L'ex-Premier ministre pakistanais Imran Khan condamné à 14 ans de prison pour corruption
InternationalJustice

L’ex-Premier ministre pakistanais Imran Khan condamné à 14 ans de prison pour corruption

Esteban Ortega

L’ancien Premier ministre du Pakistan, Imran Khan, fait face à une nouvelle épreuve après avoir été condamné à 14 ans de prison pour corruption. Cette sentence, prononcée le 17 janvier, s’inscrit dans une série de 200 affaires contre lui, renforçant sa position contestée au sein de l’opposition.

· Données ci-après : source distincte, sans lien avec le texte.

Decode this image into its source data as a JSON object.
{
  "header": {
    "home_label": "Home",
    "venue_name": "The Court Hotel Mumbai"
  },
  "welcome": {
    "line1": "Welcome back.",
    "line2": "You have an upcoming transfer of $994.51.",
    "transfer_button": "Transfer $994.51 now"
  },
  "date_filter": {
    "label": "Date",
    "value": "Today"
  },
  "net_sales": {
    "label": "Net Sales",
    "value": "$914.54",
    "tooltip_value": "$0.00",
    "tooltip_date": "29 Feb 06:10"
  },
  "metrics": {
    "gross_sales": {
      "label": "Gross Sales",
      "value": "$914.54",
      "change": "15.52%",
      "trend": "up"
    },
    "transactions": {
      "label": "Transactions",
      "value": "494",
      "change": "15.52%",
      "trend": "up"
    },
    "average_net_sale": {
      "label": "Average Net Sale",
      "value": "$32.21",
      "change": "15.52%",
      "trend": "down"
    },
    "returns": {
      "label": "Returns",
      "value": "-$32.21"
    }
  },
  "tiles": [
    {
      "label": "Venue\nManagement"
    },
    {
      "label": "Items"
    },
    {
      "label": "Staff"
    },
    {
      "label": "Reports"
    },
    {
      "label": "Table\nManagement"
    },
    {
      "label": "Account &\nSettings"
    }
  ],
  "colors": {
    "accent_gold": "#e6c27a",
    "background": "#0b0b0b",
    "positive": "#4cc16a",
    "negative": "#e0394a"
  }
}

Malgré les discussions entamées par ses alliés avec l’armée, une institution influente dans le pays, Khan a annoncé qu’il n’accepterait aucun compromis. «Je ne passerai pas d’accord ni ne chercherais à alléger (ma peine)», a-t-il déclaré, soulignant sa détermination face aux accusations.

Bushra Bibi, sa troisième épouse, a également été condamnée à sept ans de prison dans la même affaire de détournement de fonds liés à leur fondation Al-Qadir Trust. Le juge Nasir Javed Rana a rendu cette décision qui ajoute une dimension personnelle à l’affaire.

L’avocat Naeem Panjotha, représentant le parti de Khan, le Pakistan Tehreek-e-Insaf (PTI), a déjà annoncé son intention de faire appel. «Nous allons porter ce verdict en appel. Cette décision ne tiendra pas», a-t-il affirmé, exprimant son espoir de renverser le jugement.

Bushra Bibi, qui fut la conseillère spirituelle de Khan avant leur mariage, a été appréhendée dans l’enceinte du tribunal, selon Mashal Youssefzai, une représentante. Libérée en octobre, elle avait participé à une manifestation du PTI aux abords du quartier gouvernemental d’Islamabad.

Cette affaire marque un tournant pour Imran Khan, qui a longtemps été une figure emblématique du cricket avant de se lancer en politique. Son avenir politique dépendra désormais de l’issue de l’appel et des négociations en cours avec les autorités pakistanaises.